Our messages and arguments gain credibility because we are not just trying to “sell” something. We understand that semantic technologies and the mindsets behind them are not yet commonplace. We need to be ambassadors for our passion and work to explain these salient differences to our potential markets. As later parts in this series will discuss, with semantic technologies, one needs to constantly make the sale.

The best semantic technology vendors understand that market education is a core component to commercial success. Once one gets beyond the initial sale, it is a constant requirement to educate the customer with the next set of nuances, opportunities and technologies.

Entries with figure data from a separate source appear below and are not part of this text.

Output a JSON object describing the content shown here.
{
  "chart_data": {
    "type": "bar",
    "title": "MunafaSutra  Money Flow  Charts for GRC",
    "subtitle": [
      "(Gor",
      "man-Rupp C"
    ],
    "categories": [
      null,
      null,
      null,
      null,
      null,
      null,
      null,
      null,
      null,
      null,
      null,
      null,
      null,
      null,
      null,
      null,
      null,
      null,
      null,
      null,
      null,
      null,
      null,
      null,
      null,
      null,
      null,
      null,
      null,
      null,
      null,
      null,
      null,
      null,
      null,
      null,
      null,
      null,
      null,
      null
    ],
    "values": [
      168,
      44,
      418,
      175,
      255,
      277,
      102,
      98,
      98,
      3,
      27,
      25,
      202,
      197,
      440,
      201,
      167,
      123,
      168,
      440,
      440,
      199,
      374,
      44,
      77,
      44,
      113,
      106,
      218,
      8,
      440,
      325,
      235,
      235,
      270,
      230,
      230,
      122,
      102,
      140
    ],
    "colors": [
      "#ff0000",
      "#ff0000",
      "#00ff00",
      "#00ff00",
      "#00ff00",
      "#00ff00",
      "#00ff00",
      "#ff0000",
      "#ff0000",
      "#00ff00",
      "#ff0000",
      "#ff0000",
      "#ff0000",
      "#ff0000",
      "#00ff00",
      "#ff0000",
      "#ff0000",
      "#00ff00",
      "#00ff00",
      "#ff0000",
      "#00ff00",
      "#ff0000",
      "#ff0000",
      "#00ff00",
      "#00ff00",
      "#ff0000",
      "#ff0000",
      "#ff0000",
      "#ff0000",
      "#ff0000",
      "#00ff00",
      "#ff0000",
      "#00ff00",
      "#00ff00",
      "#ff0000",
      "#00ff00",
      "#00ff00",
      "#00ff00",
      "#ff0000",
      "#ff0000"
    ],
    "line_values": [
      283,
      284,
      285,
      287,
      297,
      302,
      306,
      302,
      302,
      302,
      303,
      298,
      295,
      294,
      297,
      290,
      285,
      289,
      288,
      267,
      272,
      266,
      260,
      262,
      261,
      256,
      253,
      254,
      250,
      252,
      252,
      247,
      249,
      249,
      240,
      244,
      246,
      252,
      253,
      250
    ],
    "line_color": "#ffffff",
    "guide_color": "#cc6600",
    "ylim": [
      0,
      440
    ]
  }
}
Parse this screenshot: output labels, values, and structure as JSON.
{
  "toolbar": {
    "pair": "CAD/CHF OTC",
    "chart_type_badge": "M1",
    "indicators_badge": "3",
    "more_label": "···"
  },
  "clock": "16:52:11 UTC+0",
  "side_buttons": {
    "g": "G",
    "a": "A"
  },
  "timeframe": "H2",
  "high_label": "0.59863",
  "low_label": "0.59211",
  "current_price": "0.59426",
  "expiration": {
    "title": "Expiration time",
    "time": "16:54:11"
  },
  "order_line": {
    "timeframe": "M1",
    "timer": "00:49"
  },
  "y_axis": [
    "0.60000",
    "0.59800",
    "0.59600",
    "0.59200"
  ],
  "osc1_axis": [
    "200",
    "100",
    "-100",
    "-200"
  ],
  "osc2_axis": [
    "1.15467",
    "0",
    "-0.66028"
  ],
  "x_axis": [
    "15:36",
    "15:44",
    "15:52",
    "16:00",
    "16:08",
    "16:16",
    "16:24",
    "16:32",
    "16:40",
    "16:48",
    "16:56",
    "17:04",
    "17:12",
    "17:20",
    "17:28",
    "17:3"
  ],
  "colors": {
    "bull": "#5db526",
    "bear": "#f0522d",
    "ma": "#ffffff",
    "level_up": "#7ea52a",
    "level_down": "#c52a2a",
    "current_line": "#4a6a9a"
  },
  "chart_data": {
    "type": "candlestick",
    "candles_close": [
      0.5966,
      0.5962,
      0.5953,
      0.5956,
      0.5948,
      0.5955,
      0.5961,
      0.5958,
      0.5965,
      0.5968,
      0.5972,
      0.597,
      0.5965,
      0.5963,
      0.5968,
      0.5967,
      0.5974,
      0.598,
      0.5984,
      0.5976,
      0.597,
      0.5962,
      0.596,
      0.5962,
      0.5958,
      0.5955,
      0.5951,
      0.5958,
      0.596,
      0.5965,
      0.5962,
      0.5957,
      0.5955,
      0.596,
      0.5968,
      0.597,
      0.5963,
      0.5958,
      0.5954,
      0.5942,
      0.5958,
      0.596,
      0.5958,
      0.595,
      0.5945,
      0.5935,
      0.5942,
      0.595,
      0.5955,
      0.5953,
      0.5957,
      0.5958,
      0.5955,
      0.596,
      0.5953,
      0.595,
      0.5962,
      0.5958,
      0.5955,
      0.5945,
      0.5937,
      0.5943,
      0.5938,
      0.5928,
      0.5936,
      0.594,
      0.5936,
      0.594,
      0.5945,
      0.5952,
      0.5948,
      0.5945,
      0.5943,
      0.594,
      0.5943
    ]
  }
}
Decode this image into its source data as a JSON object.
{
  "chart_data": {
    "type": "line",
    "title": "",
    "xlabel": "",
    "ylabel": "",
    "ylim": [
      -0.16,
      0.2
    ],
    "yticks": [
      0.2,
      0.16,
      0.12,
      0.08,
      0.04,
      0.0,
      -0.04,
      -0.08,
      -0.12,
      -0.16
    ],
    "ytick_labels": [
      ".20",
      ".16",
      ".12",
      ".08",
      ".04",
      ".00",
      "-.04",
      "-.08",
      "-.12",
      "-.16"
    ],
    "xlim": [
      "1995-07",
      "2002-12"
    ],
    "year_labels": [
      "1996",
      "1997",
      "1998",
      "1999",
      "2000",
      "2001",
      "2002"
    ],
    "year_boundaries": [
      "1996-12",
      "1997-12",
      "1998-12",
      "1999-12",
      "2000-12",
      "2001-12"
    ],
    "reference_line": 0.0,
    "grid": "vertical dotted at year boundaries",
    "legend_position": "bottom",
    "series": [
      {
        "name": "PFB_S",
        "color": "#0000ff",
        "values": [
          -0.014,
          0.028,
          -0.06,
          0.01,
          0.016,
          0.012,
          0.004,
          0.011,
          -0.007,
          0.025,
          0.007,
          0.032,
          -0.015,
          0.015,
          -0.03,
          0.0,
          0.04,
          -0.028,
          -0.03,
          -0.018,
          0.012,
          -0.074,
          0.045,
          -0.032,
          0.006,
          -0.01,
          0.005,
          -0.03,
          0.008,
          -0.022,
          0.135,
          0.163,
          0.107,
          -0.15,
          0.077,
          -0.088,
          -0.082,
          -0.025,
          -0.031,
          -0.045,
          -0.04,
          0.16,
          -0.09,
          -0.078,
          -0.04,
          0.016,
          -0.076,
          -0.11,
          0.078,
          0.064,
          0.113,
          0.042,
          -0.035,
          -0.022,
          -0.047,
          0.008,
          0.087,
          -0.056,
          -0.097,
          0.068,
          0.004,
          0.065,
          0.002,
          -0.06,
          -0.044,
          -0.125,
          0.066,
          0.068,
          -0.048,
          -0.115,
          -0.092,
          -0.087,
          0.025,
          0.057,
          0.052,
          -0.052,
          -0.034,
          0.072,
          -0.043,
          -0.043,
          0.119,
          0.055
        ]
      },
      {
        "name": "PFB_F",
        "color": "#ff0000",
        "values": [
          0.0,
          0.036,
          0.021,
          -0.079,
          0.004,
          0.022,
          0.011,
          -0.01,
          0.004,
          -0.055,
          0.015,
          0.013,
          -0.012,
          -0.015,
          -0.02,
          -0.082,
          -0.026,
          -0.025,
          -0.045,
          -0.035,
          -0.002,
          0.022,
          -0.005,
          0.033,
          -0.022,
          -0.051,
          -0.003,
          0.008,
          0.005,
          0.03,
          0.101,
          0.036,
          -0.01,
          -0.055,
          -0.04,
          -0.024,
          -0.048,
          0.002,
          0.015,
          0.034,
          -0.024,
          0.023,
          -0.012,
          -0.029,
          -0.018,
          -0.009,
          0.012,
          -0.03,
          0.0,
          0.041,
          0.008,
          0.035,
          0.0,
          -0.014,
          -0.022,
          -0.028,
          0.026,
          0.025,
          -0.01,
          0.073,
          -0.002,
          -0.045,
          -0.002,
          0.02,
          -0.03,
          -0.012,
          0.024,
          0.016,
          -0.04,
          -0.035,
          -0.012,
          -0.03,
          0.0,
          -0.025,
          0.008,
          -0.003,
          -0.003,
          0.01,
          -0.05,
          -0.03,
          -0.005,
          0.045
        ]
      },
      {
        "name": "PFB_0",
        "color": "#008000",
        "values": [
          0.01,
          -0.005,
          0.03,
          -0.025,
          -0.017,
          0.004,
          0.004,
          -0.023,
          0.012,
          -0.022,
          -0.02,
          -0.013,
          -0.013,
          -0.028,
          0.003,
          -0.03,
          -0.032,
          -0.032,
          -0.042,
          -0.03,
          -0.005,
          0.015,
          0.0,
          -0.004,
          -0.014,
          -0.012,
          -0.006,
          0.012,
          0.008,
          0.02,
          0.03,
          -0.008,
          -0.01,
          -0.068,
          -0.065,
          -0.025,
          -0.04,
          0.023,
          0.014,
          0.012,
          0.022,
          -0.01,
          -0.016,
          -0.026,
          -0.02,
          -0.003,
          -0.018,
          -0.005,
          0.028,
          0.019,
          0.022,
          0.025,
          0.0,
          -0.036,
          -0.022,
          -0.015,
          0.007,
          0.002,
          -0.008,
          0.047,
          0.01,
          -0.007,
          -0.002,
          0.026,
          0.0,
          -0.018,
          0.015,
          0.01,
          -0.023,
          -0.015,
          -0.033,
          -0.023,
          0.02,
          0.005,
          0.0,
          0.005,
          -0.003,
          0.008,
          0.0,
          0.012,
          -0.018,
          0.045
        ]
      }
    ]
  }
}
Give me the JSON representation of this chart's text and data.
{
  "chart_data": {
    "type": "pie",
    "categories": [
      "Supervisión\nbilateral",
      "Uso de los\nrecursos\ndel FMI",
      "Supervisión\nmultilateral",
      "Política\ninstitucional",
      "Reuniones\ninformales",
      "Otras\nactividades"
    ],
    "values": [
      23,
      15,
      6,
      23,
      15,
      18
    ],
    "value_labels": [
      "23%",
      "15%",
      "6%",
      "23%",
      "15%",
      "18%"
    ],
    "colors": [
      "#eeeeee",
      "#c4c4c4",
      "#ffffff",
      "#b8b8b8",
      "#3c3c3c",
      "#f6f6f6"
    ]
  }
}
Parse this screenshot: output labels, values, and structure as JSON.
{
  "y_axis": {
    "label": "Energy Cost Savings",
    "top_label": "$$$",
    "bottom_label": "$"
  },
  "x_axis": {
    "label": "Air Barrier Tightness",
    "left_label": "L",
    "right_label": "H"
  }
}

We acknowledge that vendors have other ways to generate “buzz” and “hotness.” We certainly see the consumer space filled with all sorts of silliness and bad business models, But our pragmatic approach is to back up our messaging with full documentation and market outreach. We write much and contribute much, all of which we document on vehicles such as our blogs, commercial Web site, or TechWiki knowledge base. New market participants need to learn and need to be armed with material and arguments for their own internal constituencies. Insofar as we are the agents making these arguments, we also get perceived as knowledgeable subject matter experts in the semantic technology space.

I have talked in my Of Flagpoles and Fishes article of the challenges of marketing to a nascent market where most early sales prospects remain hidden. At this stage in the market, our best approach is to share and communicate with new market prospects in a credible and helpful way. Then, we hope that some of those seeking more information are also in a position to commission real work. If we are at all instrumental in those early investigations, we are likely to be considered as a potential vendor to fulfill the commercial need.

Of course, each new engagement in the marketplace means new lessons and new applications. Thus, too, it is important that we become archivists as well. We need to capture those lessons and feed them back to the marketplace in a virtuous circle of learning, sharing, and further market expansion. Targeted messages delivered by credible messengers are the keys to unlocking the semantic technologies market.